Phil Browne
Asbury Park, New Jersey. In a gritty parking lot strewn with rusting car hulks and surrounded by barbed wire fence, we were greeted warmly by a tall and dusty Ryan Lovelace, who ushered us into the primitive surfboard factory he's been helping set up with Asbury Park local and owner of Glide Surf Co, Phil Browne. The place is fondly known as Heavensap. From the outside it’s anything but heavenly: shortly after Phil signed the lease, the building behind it literally collapsed to rubble, with little more than a raised eyebrow by the owner.
Ryan showed us around the glassing studio and then the shaping bay at the top of a set of newly constructed stairs, covered in fresh sawdust. A few moments into our discussion Ryan, who’d already shaped three boards by 10:00am, excused himself, disappeared into a nook at the side of the shaping bay and stood facing the corner. I peered after him into the bare, dark room trying to hear whatever he was mumbling. He turned around with a large Poland Spring bottle in his hands, cut off at the neck and full of yellow liquid. He walked over to a windowless hole in the wall and emptied it into the alley behind the building. "We don't have a bathroom yet. It's kind of a boys only hangout for now."
When Phil joined us from his store across town we sat down on scraps of wood, an old barrel and some pizza boxes to talk.
Phil began to tell us his story: "I started surfing aged nine - lived on the East Coast my whole life, mostly in New Jersey. I surfed competitively for 15 years, did the whole shortboard contest thing for a while. Got really burnt out on it and stopped for four or five years. Went to school in Boston and lived in Baltimore for a couple years. Then came back five years ago and started everything again."
"I had studied advertising and went into a big ad agency in the city for a while, found out what I didn't want to do for the rest of my life.... That's when I moved back to New Jersey and started thinking about opening my own store. It was about six years ago, in my mind that this alternative surf craft idea started to get a little traction. I was just over riding shortboards on the East Coast every day. The idea had legs. So many different boards to ride, so many different feelings to have; that's what started me thinking about having my own store. There was just Mollusk in Brooklyn - the surf scene in New York wasn't really such a big thing then."
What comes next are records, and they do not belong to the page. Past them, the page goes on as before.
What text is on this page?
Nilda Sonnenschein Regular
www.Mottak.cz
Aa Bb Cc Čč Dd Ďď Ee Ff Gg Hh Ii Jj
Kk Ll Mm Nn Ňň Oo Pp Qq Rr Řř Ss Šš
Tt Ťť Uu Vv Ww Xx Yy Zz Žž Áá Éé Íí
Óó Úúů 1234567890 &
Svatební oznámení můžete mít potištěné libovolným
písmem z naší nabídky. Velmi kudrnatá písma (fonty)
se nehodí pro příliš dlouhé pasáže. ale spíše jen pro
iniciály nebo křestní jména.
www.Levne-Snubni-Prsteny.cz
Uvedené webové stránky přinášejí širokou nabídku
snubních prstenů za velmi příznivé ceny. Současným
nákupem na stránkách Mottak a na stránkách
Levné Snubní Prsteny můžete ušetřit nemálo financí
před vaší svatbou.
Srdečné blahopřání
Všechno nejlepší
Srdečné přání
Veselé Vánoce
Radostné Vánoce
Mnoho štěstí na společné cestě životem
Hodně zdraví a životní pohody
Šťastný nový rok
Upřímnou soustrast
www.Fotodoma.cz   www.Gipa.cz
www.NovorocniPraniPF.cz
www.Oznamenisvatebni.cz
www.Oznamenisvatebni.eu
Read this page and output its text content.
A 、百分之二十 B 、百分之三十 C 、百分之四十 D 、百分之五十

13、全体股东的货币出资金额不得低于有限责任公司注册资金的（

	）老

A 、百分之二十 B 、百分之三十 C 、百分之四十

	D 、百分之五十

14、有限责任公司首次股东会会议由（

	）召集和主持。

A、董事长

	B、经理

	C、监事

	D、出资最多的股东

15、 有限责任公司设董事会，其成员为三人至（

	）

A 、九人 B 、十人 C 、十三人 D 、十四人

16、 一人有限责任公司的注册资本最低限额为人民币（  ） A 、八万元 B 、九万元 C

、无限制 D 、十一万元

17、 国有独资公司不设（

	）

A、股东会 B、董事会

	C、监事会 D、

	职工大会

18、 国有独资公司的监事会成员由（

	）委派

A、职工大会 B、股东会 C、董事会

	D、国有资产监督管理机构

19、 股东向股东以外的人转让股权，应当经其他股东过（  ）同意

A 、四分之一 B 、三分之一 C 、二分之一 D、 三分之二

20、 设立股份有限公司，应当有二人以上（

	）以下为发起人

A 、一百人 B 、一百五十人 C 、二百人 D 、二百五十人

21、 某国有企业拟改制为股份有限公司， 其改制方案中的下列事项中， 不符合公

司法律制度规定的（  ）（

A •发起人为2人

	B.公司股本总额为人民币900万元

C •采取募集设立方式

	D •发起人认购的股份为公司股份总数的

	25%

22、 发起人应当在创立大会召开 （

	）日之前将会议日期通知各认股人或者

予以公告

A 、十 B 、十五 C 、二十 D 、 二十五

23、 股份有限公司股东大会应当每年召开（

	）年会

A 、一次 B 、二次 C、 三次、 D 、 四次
"It's not like New York here [in New Jersey] - we live on the beach and guys just surf. The scene I've tried to create is getting good surfers on some different boards and just changing perspectives a little bit. Like Sam Hammer has seven Lovelace boards now. Sam still claims to this day that one of Ryan's boards is in the top three boards he's ever owned."
Ryan laughed, knowing the improbability of a hardcore performance surfer in New Jersey picking out this stick: "It's a Piggy Back - a fun sized board!"
Phil: "The reaction from people, in 2011 when I first opened, was "what is this?!" People were really tripping on this Mini Simmons I had, asking: "is that a knee board; is that a body board?" And then within a year people knew it was a Mini Simmons and how it worked. Pretty much every board I own is a demo board. It's funny how many people don't take me up on the offer... I personally no longer ride anything I would consider a shortboard. This tube board we've been working on - it's narrow, it's thick, it paddles like a dream, but it's like a low performance tube rider."